Divide the numerator and the denominator by 2:\[ x = \frac{-4 \pm \sqrt{61}}{9}\]

Key concepts

quadratic equation

Quadratic equations are a core part of algebra. They have the form \[ ax^2 + bx + c = 0 \] where 'a', 'b', and 'c' are constants, and 'x' represents the variable. The term 'quadratic' refers to the highest exponent of the variable, which is 2. When solving quadratic equations, we often use the quadratic formula. This helps us find the values of 'x' that satisfy the equation. The most commonly known quadratic equation solution method is the quadratic formula: \[ x = \frac{-b \pm \sqrt{b^2 - 4ac}}{2a} \] The quadratic formula provides solutions (roots) that can be either real or complex numbers.

discriminant

The discriminant is a key part of the quadratic formula, located inside the square root (radical symbol). It is represented by the expression \[ D = b^2 - 4ac \]The value of the discriminant tells us the nature of the solutions of the quadratic equation:

• If the discriminant is greater than zero, there are two distinct real solutions.
• If the discriminant equals zero, there is exactly one real solution.
• If the discriminant is less than zero, there are no real solutions (the solutions are complex numbers).

In the original problem, the discriminant \[ b^2 - 4ac \] is calculated as: \[ 8^2 - 4 \times 9 \times (-5) = 64 + 180 = 244 \]Since 244 is greater than zero, this tells us that there are two distinct real solutions for the quadratic equation.

real solutions

Real solutions to a quadratic equation are the values of 'x' that make the equation true.

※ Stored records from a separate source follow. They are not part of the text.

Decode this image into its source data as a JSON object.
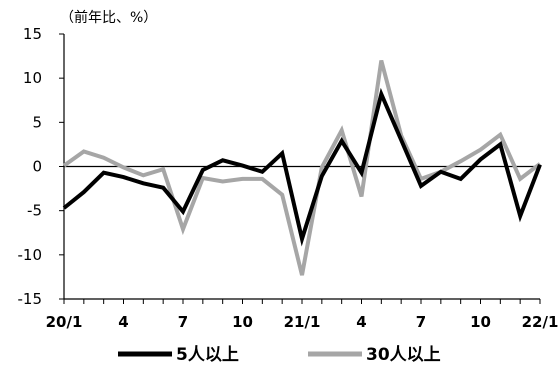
{
  "chart_data": {
    "type": "line",
    "unit_label": "（前年比、%）",
    "x": [
      "20/1",
      "20/2",
      "20/3",
      "20/4",
      "20/5",
      "20/6",
      "20/7",
      "20/8",
      "20/9",
      "20/10",
      "20/11",
      "20/12",
      "21/1",
      "21/2",
      "21/3",
      "21/4",
      "21/5",
      "21/6",
      "21/7",
      "21/8",
      "21/9",
      "21/10",
      "21/11",
      "21/12",
      "22/1"
    ],
    "x_tick_labels": [
      "20/1",
      "4",
      "7",
      "10",
      "21/1",
      "4",
      "7",
      "10",
      "22/1"
    ],
    "ylim": [
      -15,
      15
    ],
    "y_ticks": [
      15,
      10,
      5,
      0,
      -5,
      -10,
      -15
    ],
    "grid": false,
    "legend_position": "bottom",
    "series": [
      {
        "name": "5人以上",
        "color": "#000000",
        "values": [
          -4.7,
          -2.9,
          -0.7,
          -1.2,
          -1.9,
          -2.4,
          -5.1,
          -0.4,
          0.7,
          0.1,
          -0.6,
          1.5,
          -8.2,
          -1.1,
          2.9,
          -0.7,
          8.2,
          3.0,
          -2.2,
          -0.6,
          -1.4,
          0.8,
          2.5,
          -5.6,
          0.2
        ]
      },
      {
        "name": "30人以上",
        "color": "#a6a6a6",
        "values": [
          0.1,
          1.7,
          1.0,
          -0.1,
          -1.0,
          -0.3,
          -7.1,
          -1.3,
          -1.7,
          -1.4,
          -1.4,
          -3.2,
          -12.3,
          -0.1,
          4.1,
          -3.4,
          12.0,
          3.5,
          -1.4,
          -0.6,
          0.6,
          1.9,
          3.6,
          -1.4,
          0.3
        ]
      }
    ]
  }
}
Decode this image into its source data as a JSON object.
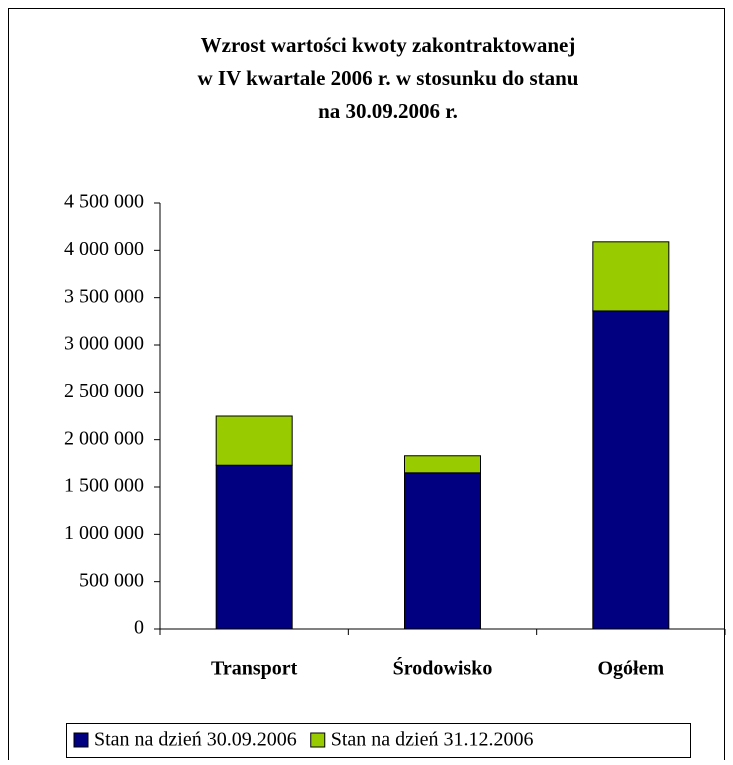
{
  "chart_data": {
    "type": "stacked_bar",
    "title": [
      "Wzrost wartości kwoty zakontraktowanej",
      "w IV kwartale 2006 r. w stosunku do stanu",
      "na 30.09.2006 r."
    ],
    "categories": [
      "Transport",
      "Środowisko",
      "Ogółem"
    ],
    "series": [
      {
        "name": "Stan na dzień 30.09.2006",
        "color": "#000080",
        "values": [
          1730000,
          1650000,
          3360000
        ]
      },
      {
        "name": "Stan na dzień 31.12.2006",
        "color": "#99cc00",
        "values": [
          520000,
          180000,
          730000
        ]
      }
    ],
    "ylim": [
      0,
      4500000
    ],
    "yticks": [
      0,
      {
        "value": 500000,
        "label": "500 000"
      },
      {
        "value": 1000000,
        "label": "1 000 000"
      },
      {
        "value": 1500000,
        "label": "1 500 000"
      },
      {
        "value": 2000000,
        "label": "2 000 000"
      },
      {
        "value": 2500000,
        "label": "2 500 000"
      },
      {
        "value": 3000000,
        "label": "3 000 000"
      },
      {
        "value": 3500000,
        "label": "3 500 000"
      },
      {
        "value": 4000000,
        "label": "4 000 000"
      },
      {
        "value": 4500000,
        "label": "4 500 000"
      }
    ],
    "legend": "bottom"
  }
}
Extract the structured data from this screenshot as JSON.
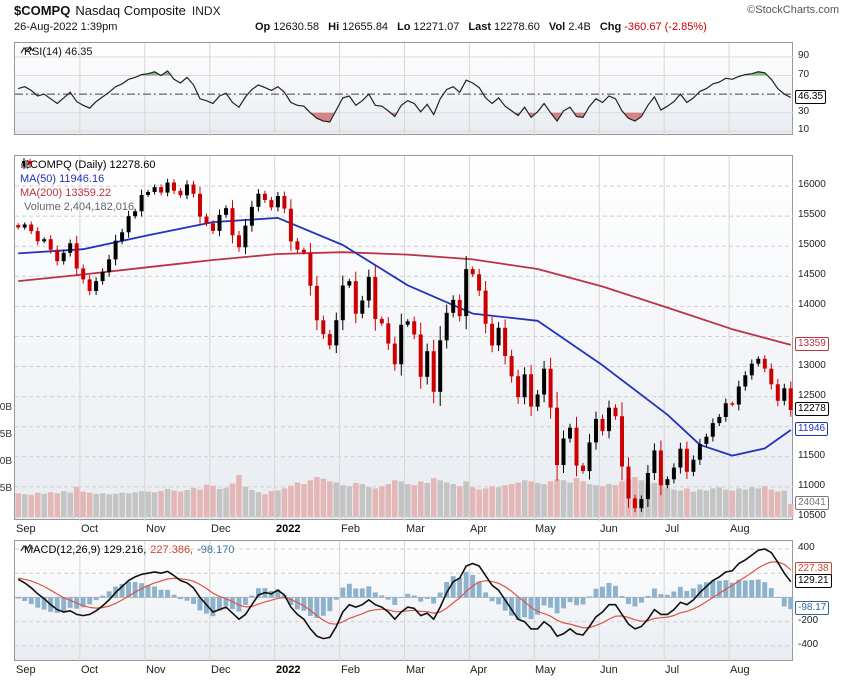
{
  "header": {
    "symbol": "$COMPQ",
    "name": "Nasdaq Composite",
    "exchange": "INDX",
    "brand": "©StockCharts.com",
    "datetime": "26-Aug-2022 1:39pm",
    "stats": [
      {
        "label": "Op",
        "value": "12630.58",
        "color": "#111111"
      },
      {
        "label": "Hi",
        "value": "12655.84",
        "color": "#111111"
      },
      {
        "label": "Lo",
        "value": "12271.07",
        "color": "#111111"
      },
      {
        "label": "Last",
        "value": "12278.60",
        "color": "#111111"
      },
      {
        "label": "Vol",
        "value": "2.4B",
        "color": "#111111"
      },
      {
        "label": "Chg",
        "value": "-360.67 (-2.85%)",
        "color": "#cc0000"
      }
    ]
  },
  "rsi_panel": {
    "legend": "RSI(14) 46.35",
    "axis_ticks": [
      90,
      70,
      30,
      10
    ],
    "box": {
      "text": "46.35",
      "value": 46.35,
      "color": "#000000"
    }
  },
  "main_panel": {
    "legend": [
      {
        "text": "$COMPQ (Daily) 12278.60",
        "color": "#000000"
      },
      {
        "text": "MA(50) 11946.16",
        "color": "#2233bb"
      },
      {
        "text": "MA(200) 13359.22",
        "color": "#bb3344"
      },
      {
        "text": "Volume 2,404,182,016",
        "color": "#666666"
      }
    ],
    "axis_ticks": [
      16000,
      15500,
      15000,
      14500,
      14000,
      13000,
      12500,
      11500,
      11000,
      10500
    ],
    "boxes": [
      {
        "text": "13359",
        "value": 13359.22,
        "color": "#bb3344"
      },
      {
        "text": "12278",
        "value": 12278.6,
        "color": "#000000"
      },
      {
        "text": "11946",
        "value": 11946.16,
        "color": "#2233bb"
      },
      {
        "text": "24041",
        "volume_value": 2.404,
        "color": "#777777"
      }
    ],
    "volume_axis": [
      {
        "text": "0B",
        "value": 20
      },
      {
        "text": "5B",
        "value": 15
      },
      {
        "text": "0B",
        "value": 10
      },
      {
        "text": "5B",
        "value": 5
      }
    ]
  },
  "macd_panel": {
    "legend": [
      {
        "text": "MACD(12,26,9) 129.216,",
        "color": "#000000"
      },
      {
        "text": "227.386,",
        "color": "#cc4433"
      },
      {
        "text": "-98.170",
        "color": "#447799"
      }
    ],
    "axis_ticks": [
      400,
      -200,
      -400
    ],
    "boxes": [
      {
        "text": "227.38",
        "value": 227.386,
        "color": "#cc4433"
      },
      {
        "text": "129.21",
        "value": 129.216,
        "color": "#000000"
      },
      {
        "text": "-98.17",
        "value": -98.17,
        "color": "#336699"
      }
    ]
  },
  "x_axis": {
    "months": [
      {
        "label": "Sep",
        "idx": 0
      },
      {
        "label": "Oct",
        "idx": 10
      },
      {
        "label": "Nov",
        "idx": 20
      },
      {
        "label": "Dec",
        "idx": 30
      },
      {
        "label": "2022",
        "idx": 40,
        "bold": true
      },
      {
        "label": "Feb",
        "idx": 50
      },
      {
        "label": "Mar",
        "idx": 60
      },
      {
        "label": "Apr",
        "idx": 70
      },
      {
        "label": "May",
        "idx": 80
      },
      {
        "label": "Jun",
        "idx": 90
      },
      {
        "label": "Jul",
        "idx": 100
      },
      {
        "label": "Aug",
        "idx": 110
      }
    ]
  },
  "chart_data": [
    {
      "panel": "rsi",
      "type": "line",
      "title": "RSI(14)",
      "current": 46.35,
      "overbought": 70,
      "oversold": 30,
      "midline": 50,
      "ylim": [
        5,
        105
      ],
      "visible_ticks": [
        90,
        70,
        30,
        10
      ],
      "x_span": "Sep 2021 - 26 Aug 2022, ~10 samples per month",
      "values": [
        56,
        58,
        54,
        48,
        50,
        45,
        40,
        46,
        52,
        42,
        38,
        35,
        42,
        47,
        52,
        58,
        61,
        66,
        68,
        71,
        72,
        74,
        70,
        75,
        66,
        62,
        68,
        60,
        45,
        43,
        40,
        48,
        51,
        41,
        36,
        47,
        55,
        60,
        57,
        54,
        58,
        52,
        41,
        38,
        37,
        30,
        24,
        21,
        20,
        33,
        46,
        48,
        38,
        43,
        50,
        38,
        37,
        32,
        26,
        38,
        43,
        40,
        31,
        39,
        28,
        45,
        55,
        58,
        52,
        65,
        62,
        57,
        46,
        40,
        46,
        37,
        32,
        27,
        36,
        25,
        31,
        40,
        30,
        21,
        32,
        36,
        26,
        25,
        37,
        45,
        41,
        48,
        45,
        32,
        24,
        21,
        26,
        38,
        47,
        33,
        37,
        42,
        50,
        41,
        46,
        53,
        56,
        61,
        63,
        67,
        66,
        69,
        71,
        72,
        74,
        73,
        66,
        56,
        50,
        46.35
      ],
      "colors": {
        "line": "#222222",
        "over_fill": "rgba(0,110,0,0.45)",
        "under_fill": "rgba(185,0,0,0.45)"
      }
    },
    {
      "panel": "price",
      "type": "candlestick",
      "symbol": "$COMPQ",
      "timeframe": "Daily",
      "last": 12278.6,
      "open": 12630.58,
      "high": 12655.84,
      "low": 12271.07,
      "change": -360.67,
      "change_pct": -2.85,
      "price_axis": {
        "min": 10500,
        "max": 16000,
        "step": 500
      },
      "x_span": "Sep 2021 - 26 Aug 2022, ~10 samples per month",
      "close": [
        15310,
        15360,
        15250,
        15080,
        15115,
        14940,
        14750,
        14890,
        15048,
        14630,
        14448,
        14255,
        14420,
        14571,
        14780,
        15090,
        15230,
        15498,
        15580,
        15850,
        15900,
        15982,
        15890,
        16057,
        15921,
        15845,
        16025,
        15870,
        15492,
        15380,
        15254,
        15520,
        15630,
        15180,
        14980,
        15341,
        15653,
        15871,
        15766,
        15645,
        15833,
        15623,
        15080,
        14942,
        14894,
        14340,
        13769,
        13539,
        13352,
        13770,
        14346,
        14418,
        13878,
        14098,
        14490,
        13791,
        13717,
        13381,
        13037,
        13694,
        13751,
        13532,
        12830,
        13255,
        12581,
        13436,
        13893,
        14108,
        13838,
        14619,
        14532,
        14261,
        13711,
        13351,
        13643,
        13174,
        12839,
        12490,
        12871,
        12334,
        12536,
        12964,
        12317,
        11364,
        11805,
        11984,
        11354,
        11264,
        11740,
        12131,
        11928,
        12316,
        12175,
        11340,
        10809,
        10646,
        10798,
        11232,
        11607,
        11028,
        11128,
        11322,
        11635,
        11251,
        11452,
        11713,
        11834,
        12060,
        12162,
        12390,
        12369,
        12668,
        12854,
        13047,
        13128,
        12965,
        12705,
        12431,
        12639,
        12279
      ],
      "volume_billions": [
        4.4,
        4.2,
        4.1,
        4.5,
        4.3,
        4.6,
        4.4,
        4.8,
        4.5,
        5.6,
        4.7,
        4.5,
        4.3,
        4.4,
        4.2,
        4.3,
        4.5,
        4.4,
        4.6,
        4.8,
        4.7,
        4.6,
        4.8,
        5.2,
        4.9,
        4.7,
        5.0,
        5.4,
        5.1,
        6.0,
        5.8,
        5.2,
        5.4,
        6.2,
        7.8,
        5.6,
        5.0,
        4.6,
        4.2,
        4.8,
        4.9,
        5.3,
        5.8,
        6.4,
        6.1,
        6.8,
        7.4,
        7.1,
        6.6,
        6.4,
        5.9,
        5.7,
        6.3,
        6.1,
        5.5,
        5.3,
        5.7,
        6.1,
        6.8,
        6.6,
        6.1,
        5.9,
        6.6,
        6.3,
        7.2,
        6.8,
        6.4,
        6.1,
        5.7,
        6.6,
        5.5,
        5.1,
        5.3,
        5.7,
        5.5,
        5.9,
        6.1,
        6.4,
        6.8,
        6.6,
        6.3,
        6.1,
        6.6,
        7.0,
        6.8,
        6.4,
        7.2,
        6.6,
        6.1,
        5.9,
        5.7,
        6.1,
        5.9,
        6.6,
        7.0,
        7.4,
        6.8,
        6.1,
        6.3,
        7.2,
        5.5,
        5.1,
        4.9,
        5.3,
        4.7,
        5.1,
        4.9,
        5.3,
        5.5,
        5.1,
        4.9,
        5.3,
        5.1,
        5.5,
        5.3,
        5.7,
        5.1,
        4.7,
        4.9,
        2.404
      ],
      "last_volume": "2,404,182,016",
      "ma50": {
        "period": 50,
        "last": 11946.16,
        "anchors": [
          [
            0,
            14880
          ],
          [
            10,
            14950
          ],
          [
            20,
            15180
          ],
          [
            30,
            15400
          ],
          [
            40,
            15470
          ],
          [
            50,
            15020
          ],
          [
            60,
            14350
          ],
          [
            70,
            13880
          ],
          [
            80,
            13760
          ],
          [
            90,
            13020
          ],
          [
            100,
            12200
          ],
          [
            105,
            11700
          ],
          [
            110,
            11520
          ],
          [
            115,
            11640
          ],
          [
            119,
            11946
          ]
        ]
      },
      "ma200": {
        "period": 200,
        "last": 13359.22,
        "anchors": [
          [
            0,
            14420
          ],
          [
            10,
            14530
          ],
          [
            20,
            14650
          ],
          [
            30,
            14770
          ],
          [
            40,
            14870
          ],
          [
            50,
            14900
          ],
          [
            60,
            14860
          ],
          [
            70,
            14780
          ],
          [
            80,
            14620
          ],
          [
            90,
            14330
          ],
          [
            100,
            13980
          ],
          [
            110,
            13620
          ],
          [
            119,
            13359
          ]
        ]
      },
      "colors": {
        "up": "#000000",
        "down": "#cc0000",
        "ma50": "#2233bb",
        "ma200": "#bb3344",
        "vol_up": "#c4c4c4",
        "vol_down": "#e5b6b6"
      }
    },
    {
      "panel": "macd",
      "type": "line+histogram",
      "title": "MACD(12,26,9)",
      "macd_last": 129.216,
      "signal_last": 227.386,
      "hist_last": -98.17,
      "ylim": [
        -400,
        400
      ],
      "visible_ticks": [
        400,
        -200,
        -400
      ],
      "x_span": "Sep 2021 - 26 Aug 2022, ~10 samples per month",
      "macd": [
        150,
        120,
        80,
        30,
        -10,
        -60,
        -100,
        -120,
        -110,
        -140,
        -150,
        -140,
        -110,
        -70,
        -20,
        40,
        90,
        140,
        170,
        190,
        200,
        210,
        200,
        215,
        180,
        140,
        120,
        80,
        0,
        -60,
        -120,
        -100,
        -80,
        -130,
        -180,
        -140,
        -60,
        20,
        40,
        30,
        60,
        20,
        -80,
        -140,
        -180,
        -260,
        -320,
        -340,
        -330,
        -240,
        -120,
        -60,
        -80,
        -60,
        -20,
        -60,
        -80,
        -120,
        -180,
        -120,
        -80,
        -90,
        -150,
        -130,
        -180,
        -80,
        40,
        130,
        160,
        260,
        280,
        260,
        180,
        100,
        60,
        -20,
        -100,
        -180,
        -200,
        -260,
        -260,
        -200,
        -240,
        -320,
        -300,
        -260,
        -300,
        -310,
        -240,
        -160,
        -120,
        -60,
        -60,
        -140,
        -220,
        -260,
        -240,
        -180,
        -100,
        -140,
        -140,
        -100,
        -40,
        -60,
        -20,
        40,
        90,
        140,
        170,
        210,
        220,
        280,
        310,
        350,
        390,
        400,
        370,
        290,
        200,
        129.216
      ],
      "signal": [
        160,
        150,
        135,
        115,
        90,
        60,
        28,
        -2,
        -24,
        -47,
        -68,
        -82,
        -88,
        -84,
        -71,
        -49,
        -21,
        11,
        43,
        72,
        98,
        120,
        136,
        152,
        158,
        154,
        147,
        134,
        107,
        74,
        35,
        8,
        -10,
        -34,
        -63,
        -78,
        -75,
        -56,
        -37,
        -23,
        -7,
        -1,
        -17,
        -42,
        -69,
        -107,
        -150,
        -188,
        -216,
        -221,
        -201,
        -173,
        -154,
        -135,
        -112,
        -102,
        -97,
        -102,
        -117,
        -118,
        -110,
        -106,
        -115,
        -118,
        -130,
        -120,
        -88,
        -45,
        -4,
        49,
        95,
        128,
        138,
        131,
        117,
        89,
        51,
        5,
        -36,
        -81,
        -117,
        -133,
        -155,
        -188,
        -210,
        -220,
        -236,
        -251,
        -249,
        -231,
        -209,
        -179,
        -155,
        -152,
        -166,
        -185,
        -196,
        -193,
        -174,
        -167,
        -162,
        -149,
        -127,
        -114,
        -95,
        -68,
        -36,
        -1,
        33,
        68,
        99,
        135,
        170,
        206,
        243,
        274,
        293,
        293,
        274,
        227.386
      ],
      "colors": {
        "macd": "#111111",
        "signal": "#dd5544",
        "histogram": "#8cb2cd"
      }
    }
  ]
}
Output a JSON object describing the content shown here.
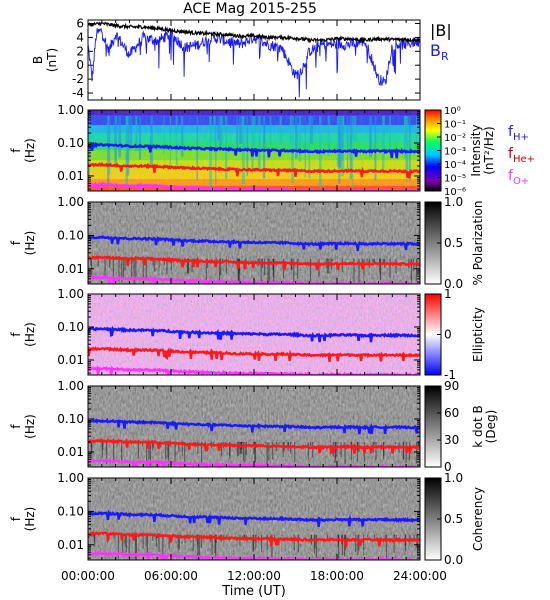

Using the quadratic formula, we solve for 'x' by plugging in the appropriate values of 'a', 'b', and 'c'. From the exercise, substituting the coefficients \[ a = 9, \] \[ b = 8, \] and \[ c = -5 \] into the quadratic formula, we proceed with:
\[ x = \frac{-8 \pm \sqrt{244}}{18} \]
Simplifying further, we use \[ \sqrt{244} = 2\sqrt{61} \] to get:
\[ x = \frac{-8 \pm 2\sqrt{61}}{18} \]
Finally, by reducing the fraction, we find:
\[ x = \frac{-4 \pm \sqrt{61}}{9} \]
These are the real solutions to the quadratic equation \[ 9x^2 + 8x = 5 \] which means there are two distinct real solutions for 'x'.